Tuesday, February 8, 2011

A Canticle for Leibowitz by Walter Miller, Jr.

 
The only novel written by Mr. Miller and published (1959) during his lifetime--a sequel was posthumously written/published, supposedly based on his own writings and outlines...I will not be reading it.  It won the Hugo in 1961, and is a three-part story that spans a couple of thousand years, beginning in a post-nuclear-holocaust world circa 2600, wherein most of Earth's inhabitants are illiterate stone age types. Although plenty of educated and technoliterate folks had survived the holocaust of 2000-something, over the next hundred years or so they were hunted down and killed by less literate survivors, the logic being that Smart People and Their Machines got us into this mess, hence, kill 'em all so we don't end up with Electricity and Engines and, eventually, Atom Bombs ever again. 

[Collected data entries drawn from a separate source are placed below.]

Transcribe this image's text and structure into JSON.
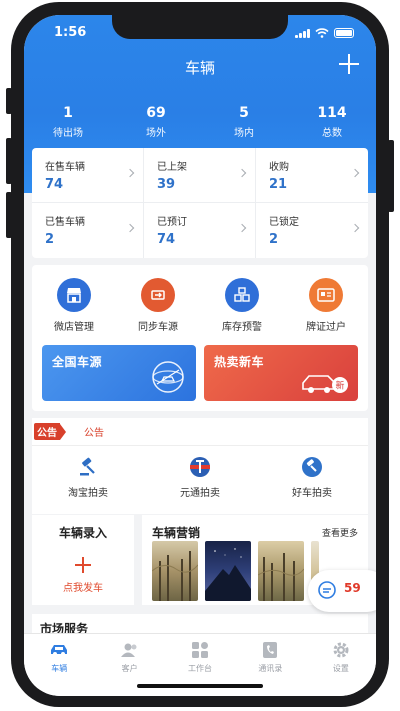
{
  "status": {
    "time": "1:56"
  },
  "nav": {
    "title": "车辆"
  },
  "stats": [
    {
      "value": "1",
      "label": "待出场"
    },
    {
      "value": "69",
      "label": "场外"
    },
    {
      "value": "5",
      "label": "场内"
    },
    {
      "value": "114",
      "label": "总数"
    }
  ],
  "inventory": [
    {
      "label": "在售车辆",
      "value": "74"
    },
    {
      "label": "已上架",
      "value": "39"
    },
    {
      "label": "收购",
      "value": "21"
    },
    {
      "label": "已售车辆",
      "value": "2"
    },
    {
      "label": "已预订",
      "value": "74"
    },
    {
      "label": "已锁定",
      "value": "2"
    }
  ],
  "menu": [
    {
      "label": "微店管理",
      "icon": "shop-icon",
      "color": "#2f6fd8"
    },
    {
      "label": "同步车源",
      "icon": "sync-icon",
      "color": "#e25a31"
    },
    {
      "label": "库存预警",
      "icon": "warehouse-icon",
      "color": "#2f6fd8"
    },
    {
      "label": "牌证过户",
      "icon": "license-icon",
      "color": "#ef7a35"
    }
  ],
  "banners": [
    {
      "label": "全国车源",
      "color": "#3a86ea"
    },
    {
      "label": "热卖新车",
      "color": "#e2534a"
    }
  ],
  "notice": {
    "badge": "公告",
    "text": "公告"
  },
  "auctions": [
    {
      "label": "淘宝拍卖",
      "icon": "gavel-icon"
    },
    {
      "label": "元通拍卖",
      "icon": "yuantong-logo-icon"
    },
    {
      "label": "好车拍卖",
      "icon": "hammer-icon"
    }
  ],
  "car_entry": {
    "title": "车辆录入",
    "subtitle": "点我发车"
  },
  "marketing": {
    "title": "车辆营销",
    "more": "查看更多"
  },
  "market_service": {
    "title": "市场服务"
  },
  "float_msg": {
    "count": "59"
  },
  "tabs": [
    {
      "label": "车辆",
      "icon": "car-icon",
      "active": true
    },
    {
      "label": "客户",
      "icon": "customers-icon"
    },
    {
      "label": "工作台",
      "icon": "workbench-icon"
    },
    {
      "label": "通讯录",
      "icon": "contacts-icon"
    },
    {
      "label": "设置",
      "icon": "settings-icon"
    }
  ],
  "colors": {
    "primary": "#2c86ea",
    "accent_red": "#e04a2d",
    "value_blue": "#2f72c9"
  }
}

When Literacy equals Witchcraft, it becomes Unfashionable and a Liability To One's Survival...hence, it gradually faded out of Humanity's toolbox. The exception to this rule was one ex-engineer named Leibowitz, who set about saving books when and where he could, and founded a society of Bookleggers, whose purpose was the finding and hiding/burying of literature. Leibowitz ended up being burnt at the stake by an Illiterate Horde. 600 years later, the book opens in southwest Arizona, in a monastery whose monks live out the tradition of Leibowitz, preserving whatever books and manuscripts they've managed to hang onto, and petitioning the new world church for Leibowitz's canonization. It's a New Stone Age, essentially...the book moves on from there, through a New Dark Ages growth period and all the way up to a New Modern Day period (aroundabouts 4600 A.D. or so). The monks and their literate monastery are the focal point of all three sections. The book is fun and, more important, made me think about a couple of practical concerns/issues, both of which I'll detail in a separate post.